Famous Love Poems
 
1. Love Poems- by William Shakespeare (1564-1616)
 
Let me not to the marriage of true minds (SONNET 116) By William Shakespeare
 
Let me not to the marriage of true minds
Admit impediments, Love is not love
Which alters when it alteration finds,
Or bends with the remover to remove

O no! It is an ever-fixed mark
That looks on tempests and is never shaken;
It is the star to every wand’ ring bark,
Whose worth's unknown, although his height be taken.

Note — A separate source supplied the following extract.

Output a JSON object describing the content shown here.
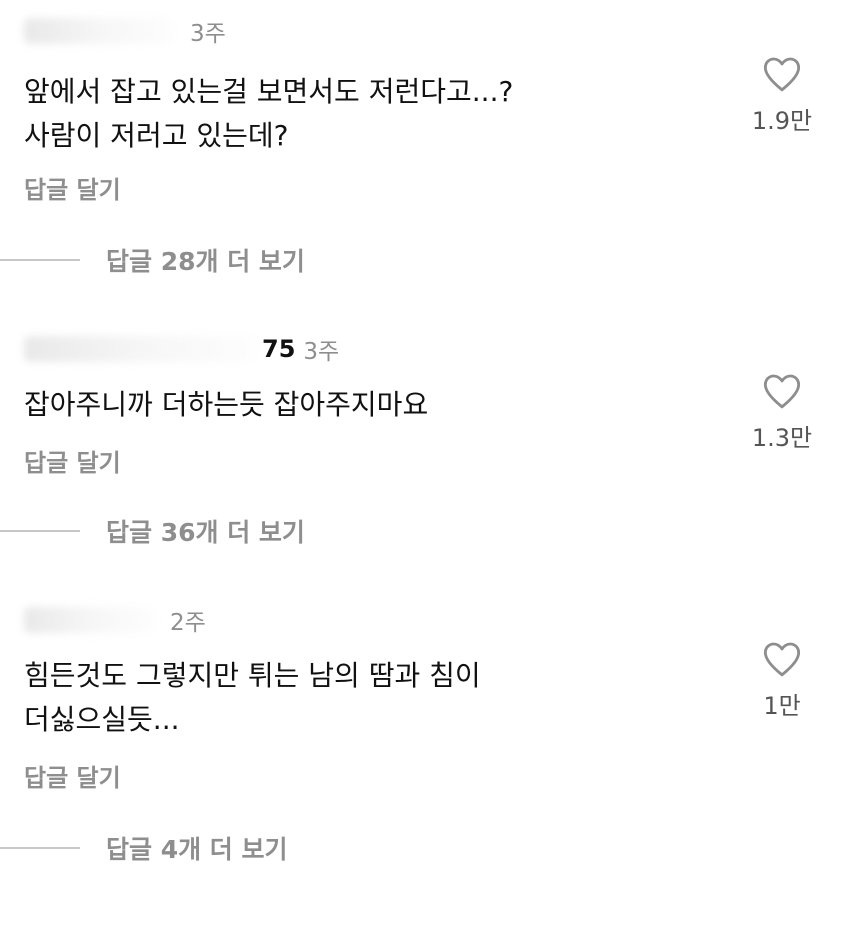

Love's not Time's fool, though rosy lips and cheeks
Within his bending sickles compass come;
Love alters not with his brief hours and weeks,
But bears it out even to the edge of doom:

If this be error and upon me proved,
I never writ, nor no man ever loved.

 
Shall I compare thee to a summer's day? (SONNET 18) By William Shakespeare
 
Shall I compare thee to a summer's day?
Thou art more lovely and more temperate:
Rough winds do shake the darling buds of May,
And summer's lease hath all too short a date:
Sometime too hot the eye of heaven shines,
And often is his gold complexion dimmed,
And every fair from fair sometime declines,
By chance, or nature's changing course untrimmed:
But thy eternal summer shall not fade,
Nor lose possession of that fair thou ow'st,
Nor shall death brag thou wander'st in his shade,
When in eternal lines to time thou grow'st,
So long as men can breathe, or eyes can see,
So long lives this, and this gives life to thee.
 
My Mistress' eyes (Sonnet 130) By William Shakespeare
 
My mistress' eyes are nothing like the sun
Coral is far more red than her lips' red,
If snow be white, why then her breasts are dun,
If hairs be wires, black wires grow upon her head.
I have seen roses damasked, red and white,
But no such roses see I in her cheeks,
And in some perfumes is there more delight,
Than in the breath that from my mistress reeks.
I love to hear her speak: yet well I know
That music hath a far more pleasing sound,
I grant I never saw a goddess go,
My mistress, when she walks, treads on the ground,
And yet by heaven, I think my love as rare,
As any she belied with false compare.
 
 
O never say that I was false of heart (Sonnet 109) By William Shakespeare
 
O, never say that I was false of heart,
Though absence seemed my flame to qualify.
As easy might I from my self depart
As from my soul which in thy breast doth lie.
That is my home of love; if I have ranged,
Like him that travels I return again,
Just to the time, not with the time exchanged,
So that myself bring water for my stain.
Never believe though in my nature reigned
All frailties that besiege all kinds of blood,
That it could so preposterously be stained
To leave for nothing all thy sum of good;
For nothing this wide universe I call
Save thou, my rose, in it thou art my all

 
Thou blind fool love (Sonnet 137) By William Shakespeare
 
Thou blind fool, Love, what dost thou to mine eyes
That they behold and see not what they see?
They know what beauty is, see where it lies,
Yet what the best is, take the worst to be.
If eyes corrupt by over partial looks,
Be anchored in the bay where all men ride,
Why of eyes' falsehood hast thou forged hooks,
Whereto the judgment of my heart is tied?
Why should my heart think that a several plot
Which my heart knows the wide world's common place?
Or mine eyes seeing this, say this is not
To put fair truth upon so foul a face?
In things right true my heart and eyes have erred,
And to this false plague are they now transferred.